Die Kollegen hätten doch tatsächlich behauptet, er habe womöglich gar nicht an einer Lebensmittelvergiftung gelitten, sondern wäre wieder dem Alkohol verfallen! Das sei eine fiese Verleumdung, vielmehr sei er so high auf Heroin gewesen, dass man ihn vom Auftritt abgehalten habe, behauptet er zynisch.

Im weiteren Verlauf seiner Soloshow haut die notorische Rampensau, die derzeit ohne Band-Support angeblich an Panikattacken leidet, dem dankbaren, ausgehungerten Publikum noch "Come undone" samt Keith-Richard-Gesten um die Ohren, um es dann zu "Feel" und "Angels" ordentlich mitgrölen zu lassen. So schön diese Nostalgie auch ist, es wäre wirklich an der Zeit für ein neues Soloalbum. Aber da war doch noch was. Ach ja, der Rest der Band! Für ihren großartigen aktuellen "Hit The Flood" - so dramatisch wie von Queen, so eingängig poppig wie von den Pet Shop Boys und so voller Pathos wie die jungen Take That - wird die Bühne fast geflutet. Eher unnötig bei dem Wetter.

Trommelnde Mönche

Ein bisschen Koketterie à la "Wer hat damals wen verlassen" - Robbie die Band oder umgekehrt? Wie gehen noch mal die Tanzschritte zu "Could it be Magic"? Hihi, Robbie und Marc müssen Milch statt Wein trinken, und, huhu, wir machen ein total gestelltes Fotoshooting - darf natürlich ebenso wenig fehlen wie die alten Hits "Babe", "Back for good" und "Everything changes but you". Auch wenns so flach klingt wie ein Werbejingle, zumindest im Gegensatz zu "No regrets".
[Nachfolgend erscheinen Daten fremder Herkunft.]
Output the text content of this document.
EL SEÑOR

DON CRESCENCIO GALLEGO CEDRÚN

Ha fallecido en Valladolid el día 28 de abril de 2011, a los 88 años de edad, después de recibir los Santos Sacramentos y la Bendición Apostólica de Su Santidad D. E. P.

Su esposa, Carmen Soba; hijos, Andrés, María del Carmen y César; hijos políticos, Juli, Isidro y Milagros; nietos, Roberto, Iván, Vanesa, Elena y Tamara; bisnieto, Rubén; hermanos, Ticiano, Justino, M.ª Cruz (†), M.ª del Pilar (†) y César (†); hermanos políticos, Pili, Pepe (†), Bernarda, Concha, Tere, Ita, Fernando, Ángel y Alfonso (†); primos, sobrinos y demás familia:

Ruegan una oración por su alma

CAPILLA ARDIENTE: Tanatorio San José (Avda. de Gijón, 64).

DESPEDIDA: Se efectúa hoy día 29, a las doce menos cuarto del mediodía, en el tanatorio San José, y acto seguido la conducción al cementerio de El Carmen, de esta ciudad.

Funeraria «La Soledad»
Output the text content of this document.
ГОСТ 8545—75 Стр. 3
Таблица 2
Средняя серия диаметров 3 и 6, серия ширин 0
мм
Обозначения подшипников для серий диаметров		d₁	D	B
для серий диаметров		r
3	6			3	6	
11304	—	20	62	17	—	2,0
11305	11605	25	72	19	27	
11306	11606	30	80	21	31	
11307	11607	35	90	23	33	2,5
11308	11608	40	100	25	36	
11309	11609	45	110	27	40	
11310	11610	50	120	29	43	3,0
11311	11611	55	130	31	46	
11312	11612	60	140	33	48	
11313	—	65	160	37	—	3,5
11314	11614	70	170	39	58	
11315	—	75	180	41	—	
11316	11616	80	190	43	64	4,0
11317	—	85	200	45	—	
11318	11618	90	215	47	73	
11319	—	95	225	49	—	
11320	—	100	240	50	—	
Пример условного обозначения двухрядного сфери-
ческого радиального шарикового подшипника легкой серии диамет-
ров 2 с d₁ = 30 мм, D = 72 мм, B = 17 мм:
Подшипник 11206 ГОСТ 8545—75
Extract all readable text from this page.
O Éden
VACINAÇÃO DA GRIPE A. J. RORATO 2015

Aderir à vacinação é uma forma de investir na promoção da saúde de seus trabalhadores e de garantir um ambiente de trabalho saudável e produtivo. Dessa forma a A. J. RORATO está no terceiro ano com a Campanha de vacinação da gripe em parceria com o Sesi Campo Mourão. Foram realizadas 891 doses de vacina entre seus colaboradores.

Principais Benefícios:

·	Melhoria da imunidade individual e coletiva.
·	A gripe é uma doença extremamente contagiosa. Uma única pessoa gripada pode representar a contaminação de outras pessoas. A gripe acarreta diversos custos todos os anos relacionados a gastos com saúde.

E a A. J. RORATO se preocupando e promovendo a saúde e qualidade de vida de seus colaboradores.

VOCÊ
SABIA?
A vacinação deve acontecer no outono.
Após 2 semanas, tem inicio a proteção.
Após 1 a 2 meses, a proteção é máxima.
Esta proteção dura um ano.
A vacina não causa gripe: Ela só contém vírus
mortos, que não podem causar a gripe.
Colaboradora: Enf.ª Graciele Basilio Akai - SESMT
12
Doch es vergeht kein weiteres Lied, ohne dass sich die Bühnenshow nicht stets auf ein Neues selbst übertrifft: trommelnde Mönche, Mad-Max-Schachfiguren mit Kopfschmuck, ein Breakdance Battle zu "Kidz" und jede Menge Feuer. Vor allem aber ein riesiger C-3PO-Kamerad, der sich, wie auf dem Cover des aktuellen Albums "Progress", aus der Hocke langsam aufrichtet, bis er bei "Never forget where youre coming from" schließlich leuchtend steht, während das ganze Stadion im Takt die Arme schwenkt und der Regen prasselt. Ein großer Augenblick.